Das Theologisch-Pastorale Institut (TPI) in Mainz ist das überdiözesane Fortbildungsinstitut für berufsbegleitende Bildung. Priester, Pastoralreferentinnen und Pastoralreferenten, Gemeindereferentinnen und Gemeindereferenten sind die Zielgruppe. Sie kommen aus den Bistümern Fulda, Limburg, Mainz und Trier zusammen. „Ich mag das, wenn wir als Gruppe voneinander lernen“, sagt Dr. Regina Heyder. Lernbegleitung ist für sie nicht, Weisheiten von sich zu geben, sondern „gemeinsam etwas zu entwickeln“. Dabei versteht sich die Kirchenhistorikerin auf Methoden, Konflikte anders anzusehen und zu lösen. Und sie bringt eine positive Einstellung mit. Die Internationalität, nicht nur in der Seelsorge, begrüßt sie: „Es ist mit das Beste am Katholisch-Sein, dass wir Weltkirche in Vielfalt und Einheit sind.“
„Ich habe noch keinen Kurs gehabt, an dem ich keine Freude hatte“, sagt die 56-Jährige, die aus Heidenheim an der Brenz stammt, aber zur Mainzerin geworden ist.

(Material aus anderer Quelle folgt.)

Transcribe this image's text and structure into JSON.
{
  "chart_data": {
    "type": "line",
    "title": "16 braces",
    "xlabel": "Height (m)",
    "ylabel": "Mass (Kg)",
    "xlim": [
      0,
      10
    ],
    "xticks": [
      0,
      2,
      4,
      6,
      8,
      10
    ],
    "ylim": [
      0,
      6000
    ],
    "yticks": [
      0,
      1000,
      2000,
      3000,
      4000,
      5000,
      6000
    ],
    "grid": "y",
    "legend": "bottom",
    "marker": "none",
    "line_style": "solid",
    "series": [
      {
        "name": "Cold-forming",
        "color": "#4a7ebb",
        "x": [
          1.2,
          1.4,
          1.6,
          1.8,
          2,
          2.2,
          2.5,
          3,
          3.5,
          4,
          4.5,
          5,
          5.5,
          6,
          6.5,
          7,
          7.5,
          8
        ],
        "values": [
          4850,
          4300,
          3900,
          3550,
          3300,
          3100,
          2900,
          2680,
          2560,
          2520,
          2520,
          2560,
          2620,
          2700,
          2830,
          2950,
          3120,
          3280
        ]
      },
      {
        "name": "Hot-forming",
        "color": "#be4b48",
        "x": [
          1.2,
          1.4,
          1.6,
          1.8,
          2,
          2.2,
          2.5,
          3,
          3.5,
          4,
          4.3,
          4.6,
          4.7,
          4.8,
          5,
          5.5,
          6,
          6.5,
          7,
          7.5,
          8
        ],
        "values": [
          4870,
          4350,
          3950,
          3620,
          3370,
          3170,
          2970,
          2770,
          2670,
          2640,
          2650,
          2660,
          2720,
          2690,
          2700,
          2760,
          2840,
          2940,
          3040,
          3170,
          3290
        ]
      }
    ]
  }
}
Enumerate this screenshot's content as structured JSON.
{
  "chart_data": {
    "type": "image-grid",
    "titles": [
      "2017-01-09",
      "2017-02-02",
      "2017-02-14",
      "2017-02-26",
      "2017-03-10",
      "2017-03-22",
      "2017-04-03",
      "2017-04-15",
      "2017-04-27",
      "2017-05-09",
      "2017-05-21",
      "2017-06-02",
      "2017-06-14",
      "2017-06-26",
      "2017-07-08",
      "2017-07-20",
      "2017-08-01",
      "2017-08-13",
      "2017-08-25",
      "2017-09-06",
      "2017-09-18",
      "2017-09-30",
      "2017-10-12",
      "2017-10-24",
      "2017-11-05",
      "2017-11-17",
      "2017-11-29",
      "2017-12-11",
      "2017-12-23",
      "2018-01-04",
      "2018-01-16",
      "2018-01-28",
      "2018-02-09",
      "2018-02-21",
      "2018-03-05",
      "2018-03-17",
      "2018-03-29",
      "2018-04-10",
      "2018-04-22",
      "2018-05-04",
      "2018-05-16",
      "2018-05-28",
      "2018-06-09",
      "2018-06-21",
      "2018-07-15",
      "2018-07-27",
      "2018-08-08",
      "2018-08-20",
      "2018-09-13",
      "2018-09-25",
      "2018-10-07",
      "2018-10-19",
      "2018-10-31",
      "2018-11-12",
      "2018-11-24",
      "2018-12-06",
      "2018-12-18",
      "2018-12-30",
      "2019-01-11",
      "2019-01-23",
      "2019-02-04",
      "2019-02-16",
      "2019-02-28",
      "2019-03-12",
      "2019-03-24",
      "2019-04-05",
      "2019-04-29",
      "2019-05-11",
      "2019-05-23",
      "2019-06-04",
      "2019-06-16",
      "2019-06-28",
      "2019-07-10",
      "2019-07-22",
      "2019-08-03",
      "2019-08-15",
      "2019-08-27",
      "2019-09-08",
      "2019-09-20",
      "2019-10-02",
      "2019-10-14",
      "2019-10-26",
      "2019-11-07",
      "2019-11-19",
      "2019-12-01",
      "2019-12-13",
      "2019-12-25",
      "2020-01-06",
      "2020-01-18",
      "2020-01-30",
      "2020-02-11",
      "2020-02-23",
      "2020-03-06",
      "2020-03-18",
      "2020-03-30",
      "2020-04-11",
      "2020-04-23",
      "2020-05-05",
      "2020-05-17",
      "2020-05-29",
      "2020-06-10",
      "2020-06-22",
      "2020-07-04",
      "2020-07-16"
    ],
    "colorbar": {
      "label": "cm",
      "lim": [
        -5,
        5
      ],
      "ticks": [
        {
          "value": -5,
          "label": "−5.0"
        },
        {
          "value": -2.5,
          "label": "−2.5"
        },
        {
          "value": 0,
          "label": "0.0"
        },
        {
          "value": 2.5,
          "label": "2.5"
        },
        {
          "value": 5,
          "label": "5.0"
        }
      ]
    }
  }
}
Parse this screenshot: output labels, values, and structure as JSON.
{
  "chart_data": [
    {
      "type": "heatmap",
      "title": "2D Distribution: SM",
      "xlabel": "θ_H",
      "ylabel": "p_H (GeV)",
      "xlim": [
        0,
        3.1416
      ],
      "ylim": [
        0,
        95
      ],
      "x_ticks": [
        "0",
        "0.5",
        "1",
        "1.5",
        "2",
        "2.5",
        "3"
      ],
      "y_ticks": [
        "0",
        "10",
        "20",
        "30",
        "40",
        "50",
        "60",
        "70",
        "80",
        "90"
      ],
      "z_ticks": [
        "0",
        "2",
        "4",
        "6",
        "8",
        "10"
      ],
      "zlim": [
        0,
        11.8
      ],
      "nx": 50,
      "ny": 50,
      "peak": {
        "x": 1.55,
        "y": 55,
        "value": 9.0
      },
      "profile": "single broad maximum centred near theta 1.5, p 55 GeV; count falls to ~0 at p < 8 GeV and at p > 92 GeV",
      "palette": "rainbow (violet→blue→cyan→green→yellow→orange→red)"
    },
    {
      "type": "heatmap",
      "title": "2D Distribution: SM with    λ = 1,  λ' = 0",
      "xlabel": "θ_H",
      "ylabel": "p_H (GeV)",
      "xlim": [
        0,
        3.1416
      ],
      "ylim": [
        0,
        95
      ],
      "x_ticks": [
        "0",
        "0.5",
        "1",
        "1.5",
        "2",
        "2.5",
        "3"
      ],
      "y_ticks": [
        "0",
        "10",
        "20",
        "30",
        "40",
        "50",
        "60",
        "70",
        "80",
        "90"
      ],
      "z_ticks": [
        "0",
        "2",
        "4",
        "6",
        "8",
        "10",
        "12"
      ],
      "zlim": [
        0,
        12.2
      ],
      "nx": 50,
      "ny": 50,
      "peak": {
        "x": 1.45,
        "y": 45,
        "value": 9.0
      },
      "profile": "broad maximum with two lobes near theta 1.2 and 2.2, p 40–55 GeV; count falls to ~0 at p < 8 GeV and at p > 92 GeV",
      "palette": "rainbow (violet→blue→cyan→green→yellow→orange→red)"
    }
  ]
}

Nicht nur wohnt sie „im Schatten von St. Stephan“, sondern sie engagiert sich auch für die weltberühmte „Chagall-Kirche“, die nach dem Maler genannt wird, der mit seinen Fenstern im Gottesdienstraum ein fast magisches blaues Licht schuf und mit seiner Kunst die biblische Botschaft vermittelt.
Auch das TPI ist in ein paar Minuten von St. Stephan aus zu erreichen. Als Kirchenhistorikerin hat sich Regina Heyder mit dem Gründer der Kirche, mit Erzbischof Willigis, gründlich befasst. Ohne Wissenschaft kann sie auch heute nicht sein. Die Vernetzung zur Wissenschaft braucht sie wie ein Fisch das Wasser. Was sie wissenschaftlich tut, wirkt auf ihre Arbeit im TPI zurück. Man muss sich Regina Heyder als Frau vorstellen, die zwei „Hobbys“ hat: Wissenschaft und Singen.
Zwei Lieblingskirchen: St. Stephan in Mainz und Frauenfrieden in Frankfurt
Außer St. Stephan in Mainz hat sie eine weitere Lieblingskirche, und das ist Frauenfrieden in Frankfurt, die Kirche, an deren Erbauung der Katholische Deutsche Frauenbund (KDFB) nach dem Ersten Weltkrieg federführend beteiligt war. Alle zwei Jahre gibt es eine Wallfahrt der Frauen zur neu renovierten Kirche Frauenfrieden. Der KDFB, den Regina Heyder in frühen Studienzeiten für sich entdeckt hat, gibt ihr den Rückhalt einer Gemeinschaft. „Mein Verband“ sagt sie. Es ist für sie auch ein Ort in der Kirche, „der eine bestimmte Eigenverantwortlichkeit hat“.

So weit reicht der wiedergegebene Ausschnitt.